The correct answer is to configure the access switches to trust DSCP on ports connected to IP phones, while applying queuing policies on distribution and core switches that match those trusted markings. This approach establishes a proper campus QoS trust boundary for voice traffic, where the IP phone is treated as a trusted endpoint that correctly marks voice packets with DSCP EF. By trusting DSCP only at the access layer port, the network prevents unauthorized devices from injecting high-priority markings, preserving end-to-end prioritization. On the ENCOR 350-401 exam, this concept tests your understanding of the hierarchical trust model and the distinction between trusting at the access layer versus the distribution or core. A common trap is assuming you must re-mark traffic at every hop, which would break the trust boundary. Remember the memory tip: "Trust the phone, queue the core" — trust DSCP only at the access edge, then apply LLQ deeper in the network.

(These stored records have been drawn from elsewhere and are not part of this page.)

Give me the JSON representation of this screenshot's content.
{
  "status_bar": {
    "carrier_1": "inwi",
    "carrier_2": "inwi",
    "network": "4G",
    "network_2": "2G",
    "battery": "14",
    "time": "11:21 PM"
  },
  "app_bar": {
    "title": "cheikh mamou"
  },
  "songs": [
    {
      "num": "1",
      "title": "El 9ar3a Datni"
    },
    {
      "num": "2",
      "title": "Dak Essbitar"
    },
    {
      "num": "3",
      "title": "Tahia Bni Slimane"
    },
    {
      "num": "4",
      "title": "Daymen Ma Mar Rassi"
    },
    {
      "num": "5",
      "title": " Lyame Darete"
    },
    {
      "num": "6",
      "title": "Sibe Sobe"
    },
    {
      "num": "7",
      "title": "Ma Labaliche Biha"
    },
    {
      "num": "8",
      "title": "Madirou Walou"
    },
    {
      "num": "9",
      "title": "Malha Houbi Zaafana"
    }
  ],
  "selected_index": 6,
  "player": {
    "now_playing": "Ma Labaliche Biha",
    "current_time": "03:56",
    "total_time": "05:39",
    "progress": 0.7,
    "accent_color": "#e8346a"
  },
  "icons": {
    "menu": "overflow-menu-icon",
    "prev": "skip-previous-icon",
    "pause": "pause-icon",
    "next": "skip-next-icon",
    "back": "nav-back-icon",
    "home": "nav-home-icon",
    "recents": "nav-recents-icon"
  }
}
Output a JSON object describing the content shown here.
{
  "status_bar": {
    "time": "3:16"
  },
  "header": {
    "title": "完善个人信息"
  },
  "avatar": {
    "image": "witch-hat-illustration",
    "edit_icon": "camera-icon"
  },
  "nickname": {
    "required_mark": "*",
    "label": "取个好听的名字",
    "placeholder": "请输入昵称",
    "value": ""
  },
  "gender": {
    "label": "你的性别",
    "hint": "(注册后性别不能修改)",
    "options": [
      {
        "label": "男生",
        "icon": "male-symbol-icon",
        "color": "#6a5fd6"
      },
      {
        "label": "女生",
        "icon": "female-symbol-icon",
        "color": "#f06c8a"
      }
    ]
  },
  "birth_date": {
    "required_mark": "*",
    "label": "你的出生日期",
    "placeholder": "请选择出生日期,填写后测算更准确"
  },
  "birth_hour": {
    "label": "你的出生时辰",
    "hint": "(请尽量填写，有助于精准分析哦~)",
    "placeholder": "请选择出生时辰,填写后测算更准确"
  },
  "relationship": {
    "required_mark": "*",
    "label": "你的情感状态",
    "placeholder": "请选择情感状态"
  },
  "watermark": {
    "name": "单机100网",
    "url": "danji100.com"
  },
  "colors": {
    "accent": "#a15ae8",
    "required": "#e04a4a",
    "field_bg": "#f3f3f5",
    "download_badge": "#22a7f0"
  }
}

CCNP QoS Architecture Practice Question

This 350-401 practice question tests your understanding of qos architecture. Read the scenario carefully and evaluate each option against the stated constraints before committing to an answer. After answering, compare your reasoning against the explanation and wrong-answer breakdown below. Once you have made your selection, read the full explanation to reinforce the concept and understand why each distractor is designed to mislead on exam day.

A company is deploying a new campus network with a hierarchical design (core, distribution, access). The QoS design must ensure that voice traffic is prioritized end-to-end, and that marking is trusted only on access ports connected to IP phones. Which architectural approach should the architect take for classification and marking?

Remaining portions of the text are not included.